Friday, 6 September 2013

The Football Manager Stock Exchange



As a manager moves through their career, it is inevitable there will be highs and lows. For the highs, they will always get praise, no doubt about it. Even the likes of Alan Ball and Ian Branfoot, often considered amongst the worst ever Premier League managers, garnered credit for managing to stave off relegation while manager of Southampton.
However, it is the public reaction to managers’ lows which is interesting. Some gaffers will get crucified in the media and by fans for certain failures, while others will be able to get away with more blatant blemishes with little comeback. Fans’ perception is, I fear, too easily swung by personality.

The best example I can give you of this is the case of Roberto Martinez against others like Sam Allardyce and Tony Pulis. I think a lot of fans would prefer the former to manage their team over either of the two latters. Why? Well, the answer would inevitably be that his teams play ‘good’ football, as opposed to the other two, whose teams play ‘bad’ football, I suppose?

What on earth is good football? I suppose it comes down to whether you are happy to have your team play silky football whatever the results, which I highly doubt many fans would. If you offered Wigan another chance to play in the Premier League but told them they had to concede less than 45 goals to stay there, I’m sure you would see a more conservative team being put out.
I heard an argument the other day where someone said he disliked Pulis and Allardyce because they chose to play ‘ugly’ football. They had players who were capable of ‘better’. Well, surely Martinez chose to play ‘pretty’ football with the formations he picked and the players he signed, and in that case he must take responsibility for Wigan’s relegation, given that, had they been less open and conceded fewer goals, they may well have stayed up.

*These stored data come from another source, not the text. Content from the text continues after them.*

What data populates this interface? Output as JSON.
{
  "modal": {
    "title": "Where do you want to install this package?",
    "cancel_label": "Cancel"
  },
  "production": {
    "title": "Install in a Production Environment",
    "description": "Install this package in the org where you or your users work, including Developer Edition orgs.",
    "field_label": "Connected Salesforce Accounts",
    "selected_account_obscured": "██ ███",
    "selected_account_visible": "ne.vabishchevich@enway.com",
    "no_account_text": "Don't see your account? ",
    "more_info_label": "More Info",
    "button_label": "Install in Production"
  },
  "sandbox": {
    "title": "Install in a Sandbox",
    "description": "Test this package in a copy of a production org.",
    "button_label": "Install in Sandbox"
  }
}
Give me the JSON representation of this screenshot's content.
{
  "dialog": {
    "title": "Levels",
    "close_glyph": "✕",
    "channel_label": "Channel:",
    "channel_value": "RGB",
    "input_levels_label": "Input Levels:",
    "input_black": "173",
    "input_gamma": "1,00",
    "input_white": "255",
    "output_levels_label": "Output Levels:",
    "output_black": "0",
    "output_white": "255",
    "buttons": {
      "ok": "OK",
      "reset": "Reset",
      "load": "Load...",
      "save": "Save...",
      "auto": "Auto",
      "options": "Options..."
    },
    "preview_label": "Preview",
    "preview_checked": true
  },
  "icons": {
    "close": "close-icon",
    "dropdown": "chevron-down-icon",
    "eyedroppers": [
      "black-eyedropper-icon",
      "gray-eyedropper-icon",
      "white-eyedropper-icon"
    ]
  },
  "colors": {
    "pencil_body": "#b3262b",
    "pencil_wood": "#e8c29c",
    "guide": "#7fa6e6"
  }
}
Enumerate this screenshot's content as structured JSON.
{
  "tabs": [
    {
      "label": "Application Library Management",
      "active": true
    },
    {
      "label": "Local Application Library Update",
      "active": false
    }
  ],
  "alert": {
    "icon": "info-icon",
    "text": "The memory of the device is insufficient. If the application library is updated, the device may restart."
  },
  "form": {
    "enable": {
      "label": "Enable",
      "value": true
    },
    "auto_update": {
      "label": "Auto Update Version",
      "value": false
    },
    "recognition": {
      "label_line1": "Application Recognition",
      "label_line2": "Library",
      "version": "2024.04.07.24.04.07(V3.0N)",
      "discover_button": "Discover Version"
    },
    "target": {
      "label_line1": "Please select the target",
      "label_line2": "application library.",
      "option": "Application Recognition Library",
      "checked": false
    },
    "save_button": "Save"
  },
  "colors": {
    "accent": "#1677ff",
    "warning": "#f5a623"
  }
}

People like to think that playing attractive, rather than effective, football is fighting the good fight. The aim is of course to do both and some teams manage it, but they usually finish in the top seven places in the Premier League. It’s all very well saying these things, but when your team is in trouble and they can’t defend corners, or they can’t keep clean sheets, or they can’t score the kind of scuffed, melee-style goals which keep you up, most fans will change their opinions. In my opinion style can never be considered more important than substance.

Stoke’s lowest finishing Premier League position under Pulis was 14th. Martinez’s highest with Wigan is 15th. Sam Allardyce has never been relegated from the Premier League, and has only really come close when he kept Bolton up in 2001/02 and 2002/03, Martinez has just been relegated and now moved on to Everton.

It is clear that Pulis and Allardyce were given a lot more resources than Martinez and that Bolton, West Ham and Stoke are bigger clubs than Wigan with bigger fan bases, but Wigan had some very good players last season. Not players that could get into top half sides, with the possible exception of Shaun Maloney, but certainly good enough to stay in the division. When a team has natural goal scorers, it can get itself out of careless performances by scoring, but when you are so open at the back all of the time, you really are hurting your own cause.

It puzzles me that fans harbour so much bad feeling towards Pulis and Allardyce in particular. They were simply trying to bring relative success to their clubs, as Martinez has been trying to. They are after the same things and, while Martinez won the FA Cup this year, Tony Pulis was just 90 minutes away from the same prize, playing a hugely different brand of football. Not better, or worse, just different. True, Wigan were better equipped to take on Man City on the big pitch with their style, but that surely goes to show what they can do when they defend fairly stoically as they did that day. That was not the performance of a relegation team, yet they did indeed go down.

Entertainment in football is not about passing or possession statistics. It is about what you do with the ball. Maybe I am on my own in this opinion, but the only time I get excited at a football match is when your team have the ball near or in the opposition penalty area. Goals and chances generate excitement, not one-twos or passing out from the back. These things are nicer to watch perhaps than a pitch-length cross from a defender to a striker, but in the end the aims are the same. Both penalty areas are where games are won and lost, not in the middle of the pitch, and everything else really is theory.

We all like attractive football, but there is a need for a ‘horses for courses’ approach, particularly in modern English football, where slipping out of the top division can have serious repercussion’s – just ask Bradford, Portsmouth and now Wolves.

If your team is achieving what it should be, people will be happy regardless of your team’s stats. Wigan’s fans were treated to more attractive football than West Ham fans last season, but I know which set will be happier at the moment.

The same goes to Bolton, who changed their style dramatically, only to find that actually, perhaps they should have stuck with what they had and what they were good at. After all, isn’t that what the game’s about? Not all players can be short and silky, after all.